Irfaan Mangera
Mobilising a new generation of leaders

Irfaan Mangera outside the Ahmed Kathrada Foundation in Lenasia, Gauteng © Thom Pierce 2023
Irfaan doesn’t want to talk about change, he wants to see it happen. The biggest motivator for him is to visit communities and see the young people that he has worked with being empowered as activists.
“In a hopeless situation where the country is currently, it’s these pockets of hope that I think really are what we must amplify and find ways to support.”
Irfaan has already had a lifetime of experience as an Actionist. Growing up in Lenasia he started volunteering at the age of 13, distributing food hampers to vulnerable people in the neighbouring township of Thembelihle. At 16 he was elected to the executive of Crescents Cricket Club using it as a vehicle to encourage young people off the streets and unite the diverse community.
In matric, he started to volunteer with the Ahmed Kathrada Foundation. This provided him with the insight, confidence and critical thinking that led him to join the Fees Must Fall protests in his first year at university.
From this point Irfaan joined almost every organisation that he could, leaning into the camaraderie of the community that he had found at university, and the shared passion to create change.
“Had I not had the prior experiences in the community to witness and feel inequality and poverty that was rampant here I don't think I would have made the connection to say ‘I have a duty towards the people of this country to do something about it’ … and you met at university level a bunch of people from all over who felt the same.”
Irfaan is now the youth activism program manager at the Ahmed Kathrada Foundation.
The program is designed to build organised youth groups in communities, mobilising young people towards actual grassroots impact, and building a network of young people across the country who can engage with each other on what is happening in the country and how it can be solved.
So far they have started 30 clubs in Gauteng in just over 3 years.

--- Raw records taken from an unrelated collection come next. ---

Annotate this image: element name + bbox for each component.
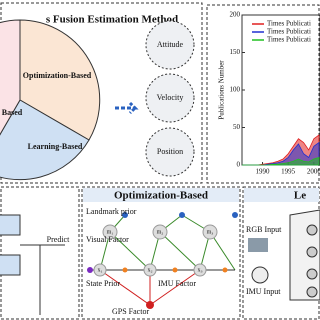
- panel-title: Le: [294, 190, 306, 202]
- arrow: [115, 101, 139, 115]
- node-label: m₃: [207, 229, 214, 235]
- factor-label: GPS Factor: [112, 307, 149, 316]
- sector: [0, 99, 90, 181]
- x-tick-label: 1990: [256, 168, 271, 176]
- factor-label: State Prior: [86, 279, 120, 288]
- imu-icon: [251, 266, 269, 284]
- sector-label: Optimization-Based: [23, 71, 92, 80]
- landmark-node: [122, 212, 128, 218]
- neurons: [306, 224, 318, 298]
- factor-label: Landmark prior: [86, 207, 137, 216]
- output-node: [145, 73, 195, 123]
- rgb-image: [248, 238, 268, 252]
- y-tick-label: 50: [233, 123, 241, 131]
- panel: [206, 4, 320, 184]
- output-node: [145, 20, 195, 70]
- landmark-node: [232, 212, 238, 218]
- sector: [19, 19, 101, 141]
- output-node: [145, 127, 195, 177]
- factor-label: Visual Factor: [86, 235, 129, 244]
- node-label: x₂: [147, 267, 152, 273]
- y-tick-label: 100: [230, 86, 241, 94]
- output-label: Attitude: [157, 40, 184, 49]
- imu-factors: [122, 267, 228, 273]
- node-label: m₁: [107, 229, 114, 235]
- box: [0, 254, 21, 276]
- landmark-node: [179, 212, 185, 218]
- sector: [0, 19, 21, 136]
- factor-label: IMU Factor: [158, 279, 196, 288]
- node-label: m₂: [157, 229, 164, 235]
- sector-label: Learning-Based: [28, 142, 83, 151]
- y-tick-label: 200: [230, 11, 241, 19]
- node-label: x₁: [97, 267, 102, 273]
- output-label: Position: [157, 147, 183, 156]
- panel-title: Optimization-Based: [114, 190, 208, 202]
- y-tick-label: 0: [237, 161, 241, 169]
- panel-header: [83, 188, 239, 202]
- label: Predict: [47, 235, 70, 244]
- sector-label: Based: [2, 108, 23, 117]
- outputs: Attitude Velocity Position: [145, 20, 195, 177]
- panel-title: s Fusion Estimation Method: [46, 14, 178, 26]
- edges: [90, 214, 236, 306]
- output-label: Velocity: [157, 93, 184, 102]
- x-tick-label: 1995: [281, 168, 296, 176]
- input-label: IMU Input: [246, 287, 281, 296]
- legend-label: Times Publicati: [267, 28, 311, 36]
- factors: [93, 224, 218, 277]
- node-label: x₃: [197, 267, 202, 273]
- input-label: RGB Input: [246, 225, 282, 234]
- y-tick-label: 150: [230, 48, 241, 56]
- state-prior: [87, 267, 93, 273]
- legend-label: Times Publicati: [267, 20, 311, 28]
- gps-factor: [146, 301, 154, 309]
- area: [242, 156, 320, 166]
- connector: [20, 244, 65, 315]
- box: [0, 214, 21, 236]
- legend-label: Times Publicati: [267, 36, 311, 44]
- panel-header: [244, 188, 319, 202]
- x-tick-label: 2000: [307, 168, 320, 176]
- y-axis-label: Publications Number: [218, 60, 226, 120]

Young people aged from 12-25 make up the club, whilst those from 25-35 play a mentorship role.
Irfaan works with them to develop core leadership and membership, building democracy into a grassroots program. He then coordinates with the leaders, supporting them in dealing with the issues that they have identified. These have included, but are not limited to, GBV, climate change and sanitation.
The youth program is also involved in building the National Youth Coalition of civil society organisations. A platform for young people to engage and create change at a national level.
“We don’t believe we are speaking on behalf of youth. We want to engage young people and amplify their voices, their struggles and their issues. Which is why the model is about going into a community to support what is there and not dictate what they must be doing.”
At 26 years old Irfaan knows that the youth have the power to create important changes in their own communities, a message that is worth passing on to future generations.